What are the biggest obstacles facing you and your team?
The biggest challenge of course is intelligence. We need hardware and software systems that can identify cars, pedestrians, and bicyclists, and then predict their behaviours with high accuracy. We need cars that can make decisions in the presence of uncertainty and then make adjustments and corrections in real time. If we do this well, then our cars will become much more than tools; they will become our assistants and extensions of ourselves.
This future relies on sensors – everything from video cameras to sensors that use radar technology to figure out what objects are around you and predict their behaviour – those sensors are going to have to get less expensive for the technologies to penetrate automobiles entirely.

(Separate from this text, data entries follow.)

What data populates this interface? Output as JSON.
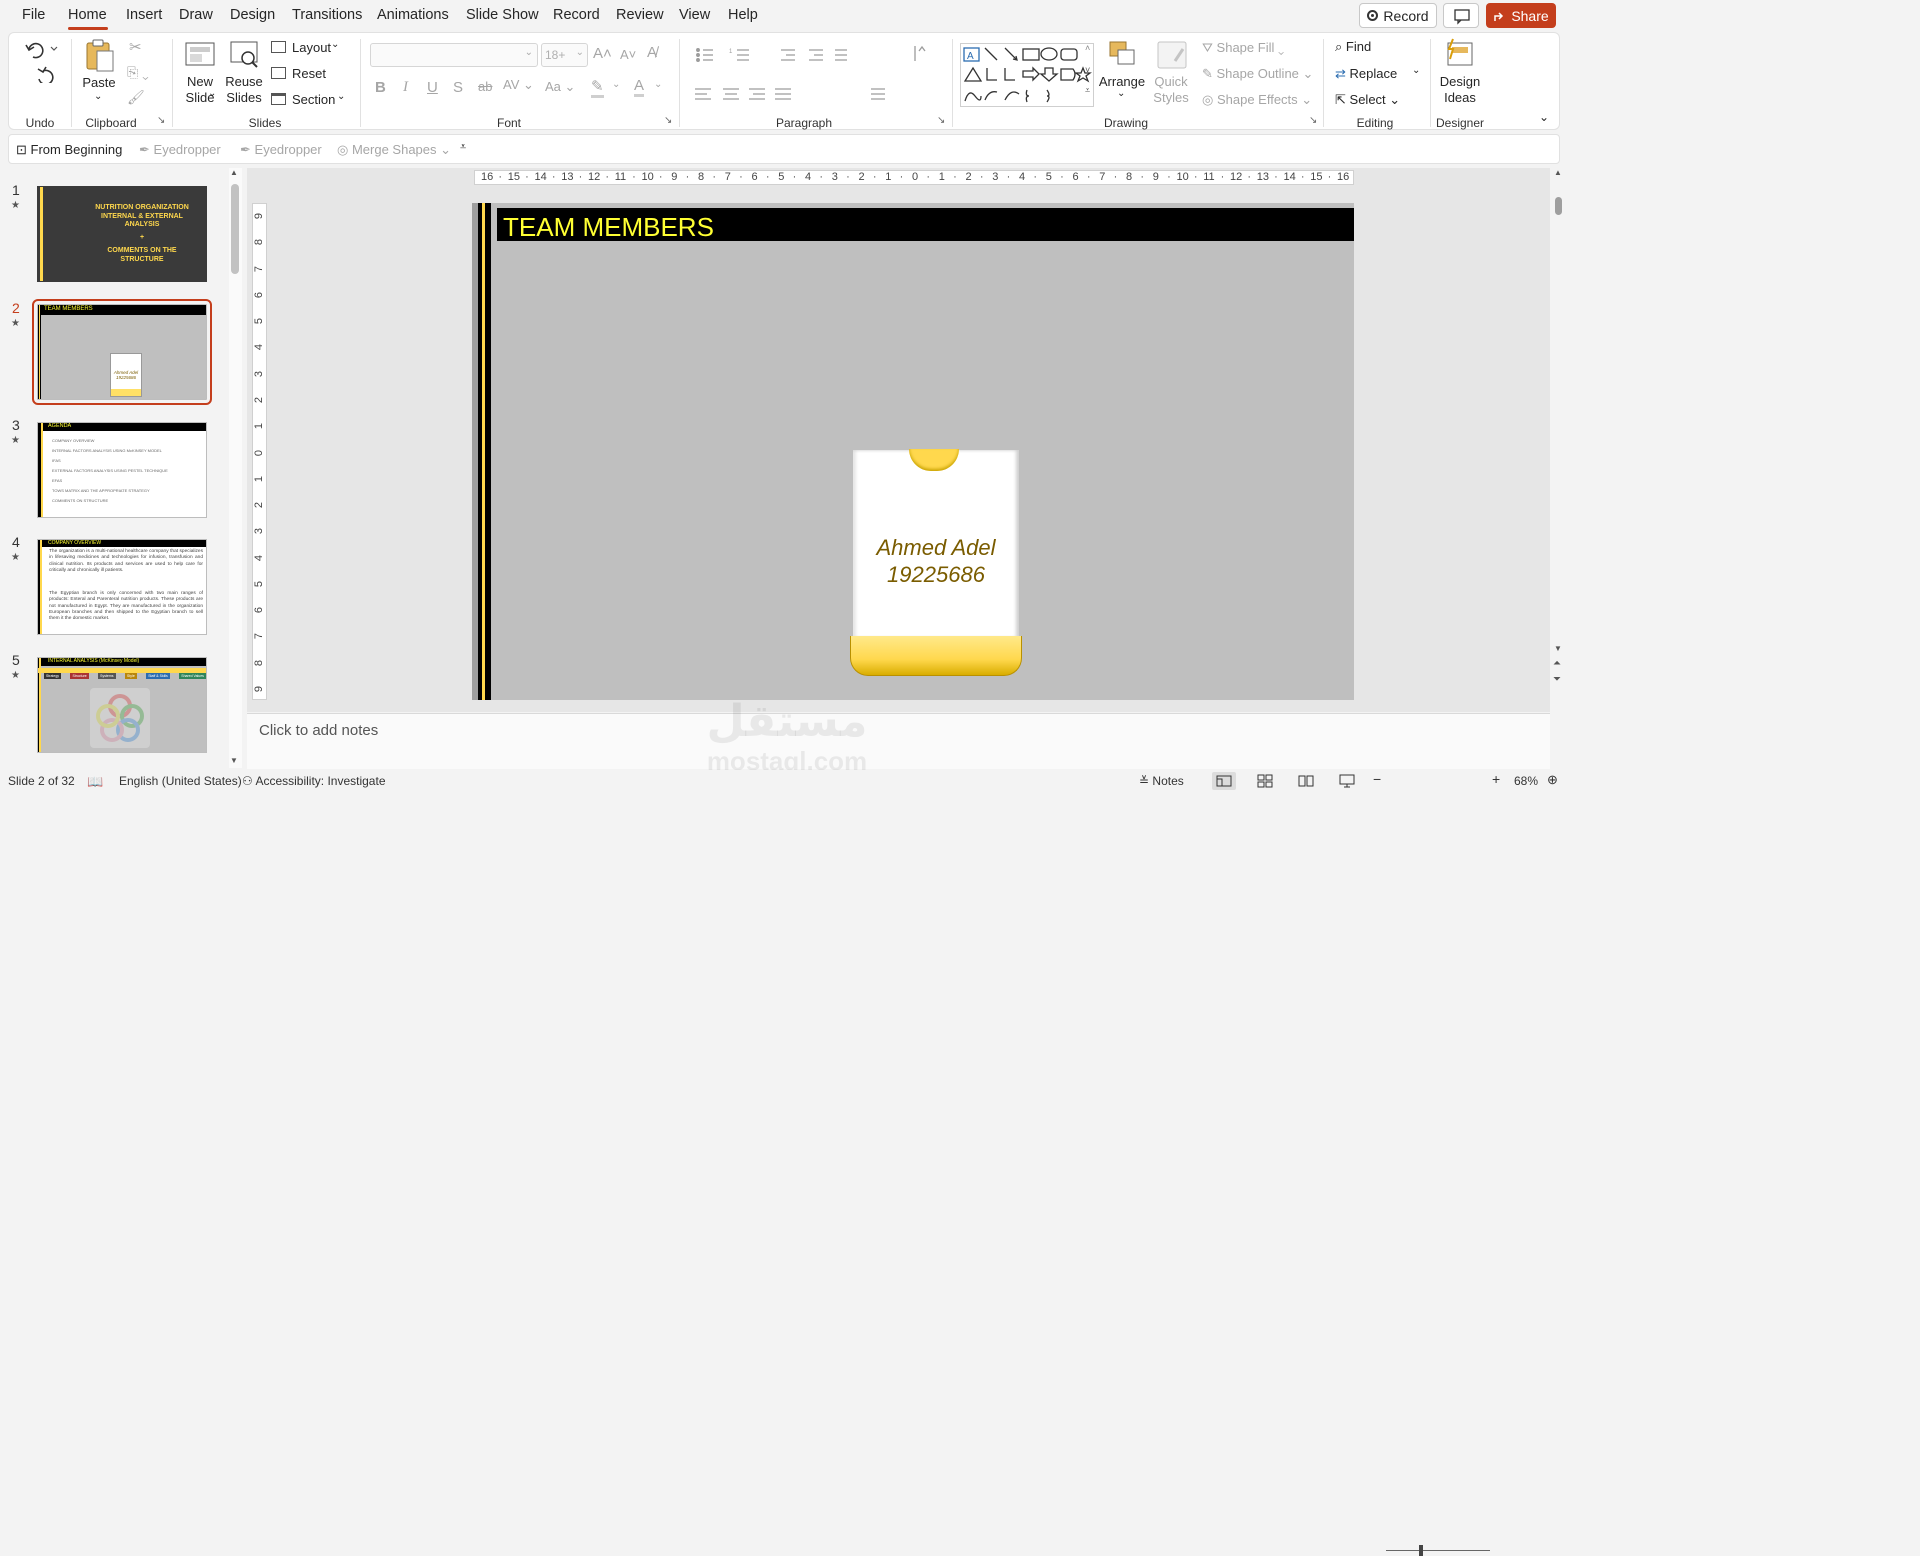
{
  "menubar": {
    "tabs": [
      "File",
      "Home",
      "Insert",
      "Draw",
      "Design",
      "Transitions",
      "Animations",
      "Slide Show",
      "Record",
      "Review",
      "View",
      "Help"
    ],
    "active_tab": "Home",
    "record_label": "Record",
    "share_label": "Share"
  },
  "ribbon": {
    "undo": {
      "group": "Undo"
    },
    "clipboard": {
      "group": "Clipboard",
      "paste": "Paste"
    },
    "slides": {
      "group": "Slides",
      "new_slide": "New\nSlide",
      "new_slide_1": "New",
      "new_slide_2": "Slide",
      "reuse_1": "Reuse",
      "reuse_2": "Slides",
      "layout": "Layout",
      "reset": "Reset",
      "section": "Section"
    },
    "font": {
      "group": "Font",
      "font_name": "",
      "font_size": "18+"
    },
    "paragraph": {
      "group": "Paragraph"
    },
    "drawing": {
      "group": "Drawing",
      "arrange": "Arrange",
      "quick_1": "Quick",
      "quick_2": "Styles",
      "shape_fill": "Shape Fill",
      "shape_outline": "Shape Outline",
      "shape_effects": "Shape Effects"
    },
    "editing": {
      "group": "Editing",
      "find": "Find",
      "replace": "Replace",
      "select": "Select"
    },
    "designer": {
      "group": "Designer",
      "design_1": "Design",
      "design_2": "Ideas"
    }
  },
  "qat": {
    "from_beginning": "From Beginning",
    "eyedropper1": "Eyedropper",
    "eyedropper2": "Eyedropper",
    "merge_shapes": "Merge Shapes"
  },
  "thumbnails": [
    {
      "num": "1",
      "lines": [
        "NUTRITION ORGANIZATION",
        "INTERNAL & EXTERNAL",
        "ANALYSIS",
        "+",
        "COMMENTS ON THE",
        "STRUCTURE"
      ]
    },
    {
      "num": "2",
      "title": "TEAM MEMBERS",
      "card_name": "Ahmed Adel",
      "card_id": "19225686"
    },
    {
      "num": "3",
      "title": "AGENDA",
      "items": [
        "COMPANY OVERVIEW",
        "INTERNAL FACTORS ANALYSIS USING McKINSEY MODEL",
        "IFAS",
        "EXTERNAL FACTORS ANALYSIS USING PESTEL TECHNIQUE",
        "EFAS",
        "TOWS MATRIX AND THE APPROPRIATE STRATEGY",
        "COMMENTS ON STRUCTURE"
      ]
    },
    {
      "num": "4",
      "title": "COMPANY OVERVIEW",
      "para1": "The organization is a multi-national healthcare company that specializes in lifesaving medicines and technologies for infusion, transfusion and clinical nutrition. Its products and services are used to help care for critically and chronically ill patients.",
      "para2": "The Egyptian branch is only concerned with two main ranges of products: Enteral and Parenteral nutrition products. These products are not manufactured in Egypt. They are manufactured in the organization European branches and then shipped to the Egyptian branch to sell them it the domestic market."
    },
    {
      "num": "5",
      "title": "INTERNAL ANALYSIS (McKinsey Model)",
      "tags": [
        "Strategy",
        "Structure",
        "Systems",
        "Style",
        "Staff & Skills",
        "Shared Values"
      ]
    }
  ],
  "slide": {
    "title": "TEAM MEMBERS",
    "card_name": "Ahmed Adel",
    "card_id": "19225686"
  },
  "ruler": {
    "h_labels": [
      "16",
      "15",
      "14",
      "13",
      "12",
      "11",
      "10",
      "9",
      "8",
      "7",
      "6",
      "5",
      "4",
      "3",
      "2",
      "1",
      "0",
      "1",
      "2",
      "3",
      "4",
      "5",
      "6",
      "7",
      "8",
      "9",
      "10",
      "11",
      "12",
      "13",
      "14",
      "15",
      "16"
    ],
    "v_labels": [
      "9",
      "8",
      "7",
      "6",
      "5",
      "4",
      "3",
      "2",
      "1",
      "0",
      "1",
      "2",
      "3",
      "4",
      "5",
      "6",
      "7",
      "8",
      "9"
    ]
  },
  "notes": {
    "placeholder": "Click to add notes"
  },
  "watermark": {
    "ar": "مستقل",
    "en": "mostaql.com"
  },
  "status": {
    "slide_of": "Slide 2 of 32",
    "language": "English (United States)",
    "accessibility": "Accessibility: Investigate",
    "notes": "Notes",
    "zoom": "68%"
  },
  "colors": {
    "accent": "#c43e1c",
    "slide_title": "#ffff33",
    "card_text": "#7a5c00",
    "card_yellow": "#ffe066"
  }
}
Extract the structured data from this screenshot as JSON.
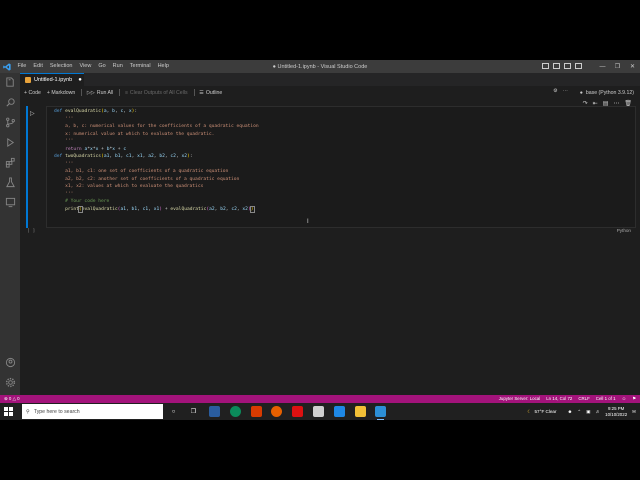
{
  "titlebar": {
    "menu": [
      "File",
      "Edit",
      "Selection",
      "View",
      "Go",
      "Run",
      "Terminal",
      "Help"
    ],
    "window_title": "● Untitled-1.ipynb - Visual Studio Code"
  },
  "tab": {
    "label": "Untitled-1.ipynb",
    "modified_dot": "●"
  },
  "toolbar": {
    "code_label": "+ Code",
    "markdown_label": "+ Markdown",
    "run_all_label": "Run All",
    "clear_outputs_label": "Clear Outputs of All Cells",
    "outline_label": "Outline",
    "kernel_label": "base (Python 3.9.12)"
  },
  "cell": {
    "language": "Python",
    "exec_count": "[ ]",
    "lines": [
      "def evalQuadratic(a, b, c, x):",
      "    '''",
      "    a, b, c: numerical values for the coefficients of a quadratic equation",
      "    x: numerical value at which to evaluate the quadratic.",
      "    '''",
      "    return a*x*x + b*x + c",
      "def twoQuadratics(a1, b1, c1, x1, a2, b2, c2, x2):",
      "    '''",
      "    a1, b1, c1: one set of coefficients of a quadratic equation",
      "    a2, b2, c2: another set of coefficients of a quadratic equation",
      "    x1, x2: values at which to evaluate the quadratics",
      "    '''",
      "    # Your code here",
      "    print(evalQuadratic(a1, b1, c1, x1) + evalQuadratic(a2, b2, c2, x2))"
    ]
  },
  "statusbar": {
    "problems": "⊗ 0 △ 0",
    "jupyter": "Jupyter Server: Local",
    "position": "Ln 14, Col 72",
    "eol": "CRLF",
    "cell_info": "Cell 1 of 1"
  },
  "taskbar": {
    "search_placeholder": "Type here to search",
    "weather": "57°F Clear",
    "time": "9:25 PM",
    "date": "10/10/2022"
  },
  "colors": {
    "accent": "#0078d4",
    "statusbar": "#a3137b",
    "activitybar": "#333333",
    "editor_bg": "#1e1e1e"
  },
  "icons": [
    "vscode-logo-icon",
    "explorer-icon",
    "search-icon",
    "source-control-icon",
    "run-debug-icon",
    "extensions-icon",
    "testing-icon",
    "remote-icon",
    "accounts-icon",
    "manage-gear-icon",
    "run-cell-icon",
    "windows-start-icon",
    "task-view-icon",
    "edge-icon",
    "firefox-icon",
    "vscode-taskbar-icon",
    "notification-icon"
  ]
}
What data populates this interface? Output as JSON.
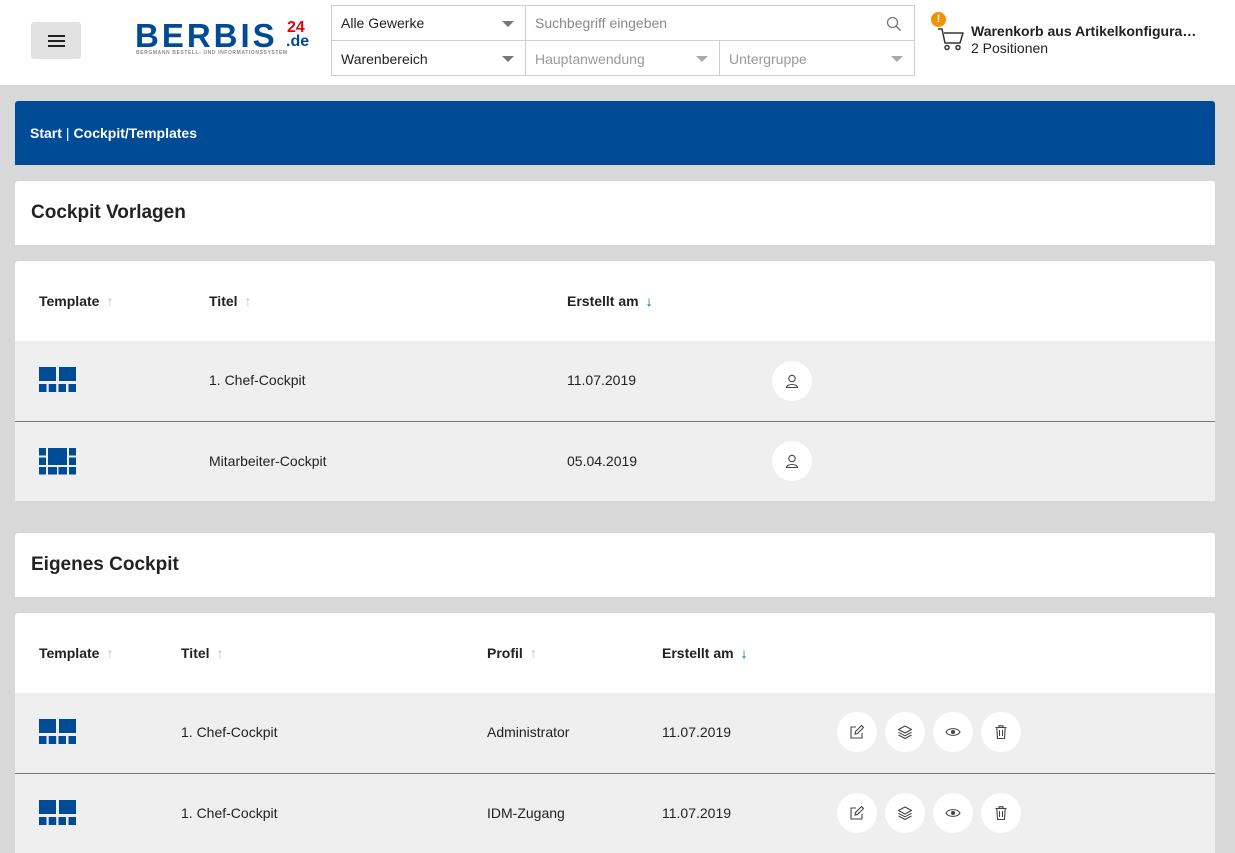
{
  "header": {
    "logo": {
      "main": "BERBIS",
      "sup": "24",
      "tld": ".de",
      "subtitle": "BERGMANN BESTELL- UND INFORMATIONSSYSTEM"
    },
    "search": {
      "gewerke_value": "Alle Gewerke",
      "search_placeholder": "Suchbegriff eingeben",
      "warenbereich_value": "Warenbereich",
      "hauptanwendung_placeholder": "Hauptanwendung",
      "untergruppe_placeholder": "Untergruppe"
    },
    "cart": {
      "badge": "!",
      "title": "Warenkorb aus Artikelkonfigurati...",
      "subtitle": "2 Positionen"
    }
  },
  "breadcrumb": {
    "home": "Start",
    "separator": "|",
    "current": "Cockpit/Templates"
  },
  "vorlagen": {
    "title": "Cockpit Vorlagen",
    "columns": {
      "template": "Template",
      "titel": "Titel",
      "erstellt": "Erstellt am"
    },
    "rows": [
      {
        "template_icon": "layout-2-large-4-small-icon",
        "titel": "1. Chef-Cockpit",
        "erstellt": "11.07.2019"
      },
      {
        "template_icon": "layout-grid-center-icon",
        "titel": "Mitarbeiter-Cockpit",
        "erstellt": "05.04.2019"
      }
    ]
  },
  "eigenes": {
    "title": "Eigenes Cockpit",
    "columns": {
      "template": "Template",
      "titel": "Titel",
      "profil": "Profil",
      "erstellt": "Erstellt am"
    },
    "rows": [
      {
        "template_icon": "layout-2-large-4-small-icon",
        "titel": "1. Chef-Cockpit",
        "profil": "Administrator",
        "erstellt": "11.07.2019"
      },
      {
        "template_icon": "layout-2-large-4-small-icon",
        "titel": "1. Chef-Cockpit",
        "profil": "IDM-Zugang",
        "erstellt": "11.07.2019"
      }
    ]
  },
  "colors": {
    "brand_blue": "#004b96",
    "brand_red": "#e3000f",
    "warning_orange": "#f39200",
    "page_bg": "#d8d8d8",
    "row_bg": "#efefef"
  }
}
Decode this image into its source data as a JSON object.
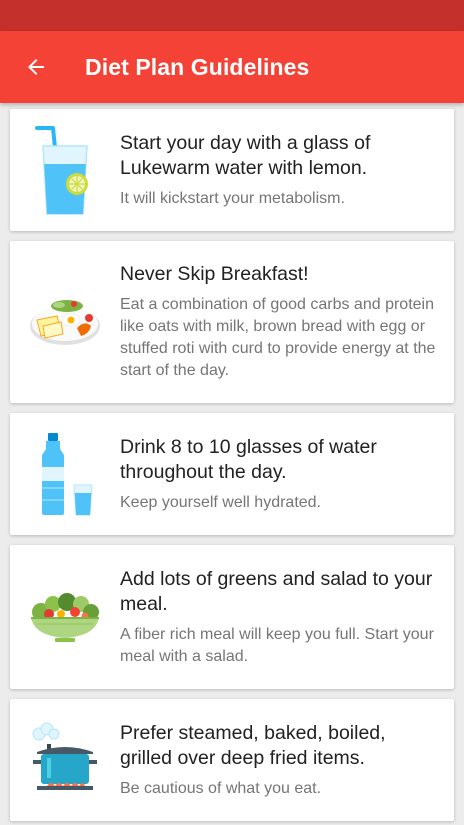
{
  "app_bar": {
    "title": "Diet Plan Guidelines",
    "back_icon": "arrow-back-icon"
  },
  "colors": {
    "status_bar": "#c4302b",
    "app_bar": "#f44336",
    "background": "#ececec",
    "card": "#ffffff",
    "title_text": "#212121",
    "desc_text": "#757575"
  },
  "guidelines": [
    {
      "icon": "water-glass-lemon-icon",
      "title": "Start your day with a glass of Lukewarm water with lemon.",
      "description": "It will kickstart your metabolism."
    },
    {
      "icon": "breakfast-plate-icon",
      "title": "Never Skip Breakfast!",
      "description": "Eat a combination of good carbs and protein like oats with milk, brown bread with egg or stuffed roti with curd to provide energy at the start of the day."
    },
    {
      "icon": "water-bottle-glass-icon",
      "title": "Drink 8 to 10 glasses of water throughout the day.",
      "description": "Keep yourself well hydrated."
    },
    {
      "icon": "salad-bowl-icon",
      "title": "Add lots of greens and salad to your meal.",
      "description": "A fiber rich meal will keep you full. Start your meal with a salad."
    },
    {
      "icon": "steaming-pot-icon",
      "title": "Prefer steamed, baked, boiled, grilled over deep fried items.",
      "description": "Be cautious of what you eat."
    }
  ]
}
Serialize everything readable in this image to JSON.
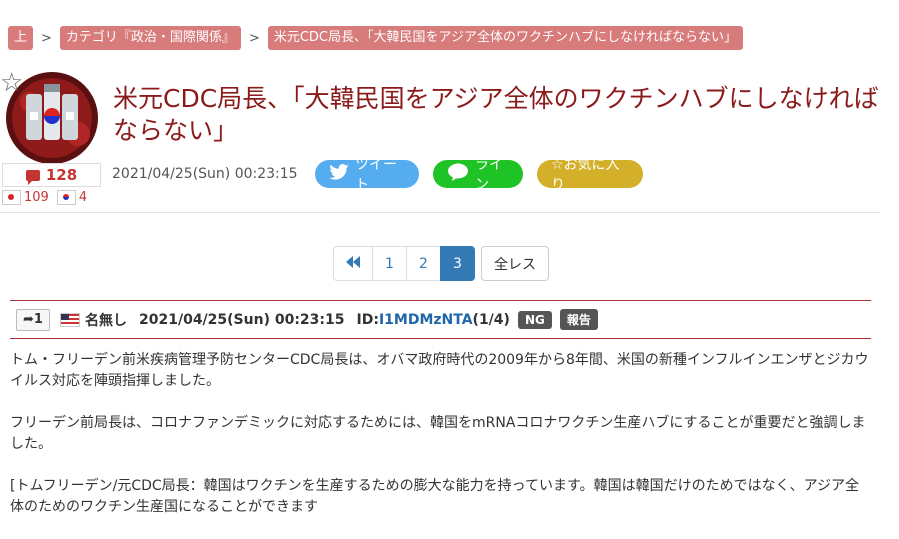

Another challenge is privacy and security. Your car is among one of the most connected things you own. Thanks to your smartphone, your car even has the ability to know what you’re doing when you’re not driving. It knows when you go into the pub for a beer, or a jewellery store to buy an engagement ring for your fiancé. So what should your car do with that info, and how can we protect people’s privacy? Of course, we’ve all heard of cars being hacked into, so how can we make sure that there’s good security?
Car companies are incredibly concerned about this because they know that if they get it wrong, if one car brand screws up and develops a reputation for spying on its owners, then people are just going to flock to other brands.
On the other hand, if carmakers can get it right, if they can design cars that we love as much as we love our smartphones, then they know that people will flock to their brand. So figuring out how to make technology that people love, rather than perceive as spooky, is another big challenge. All of us in technology and in society have a responsibility to engineer the future in such a way that people are glad to have these technologies, not the other way round.
What does this evolution mean for the auto manufacturers?
The future of competitive advantage in the auto industry is no longer going to be bending sheet metal and making drivetrains, the way it has been for the last 100 years. If that’s the only thing you’re good at as a car company then you’re going to be stuck at the low margin-end of the food chain. So all car manufacturers have figured out that the path to being profitable in the future increasingly relies on all the things other than the sheet metal and the drivetrain. And chief among these is intelligence.
Why should consumers want more intelligent cars?
It’s important on a number of levels. Safety – the number of people killed in traffic accidents is astonishing. The only reason we tolerate it is because it’s always been this way. But with the help of these technologies, a day will come when people will look back on the current period of time as the dark ages. They’ll be as shocked that we tolerated traffic accidents as we are today when we look back on the medical practice of 75 years ago, before people appreciated the need of being clean and sanitary when doing surgery.
An additional benefit will be to provide mobility and transportation to people who currently can only take advantage of it through things like public transport, taxis and ridesharing services like Uber. This could be the elderly, people with injuries, younger people. So as cars get more capable, drivers won’t need as much capacity to safely hop in them. It’s just a small step further to imagine different kinds of robots or vehicles that can deliver packages, for example.
Beyond that, we can move on to benefits that make life easier, more efficient and more entertaining. Imagine sitting in traffic in London and not having to concentrate on the road ahead.
These are the sort of things that, when we have them, it’ll be hard to realise life without them.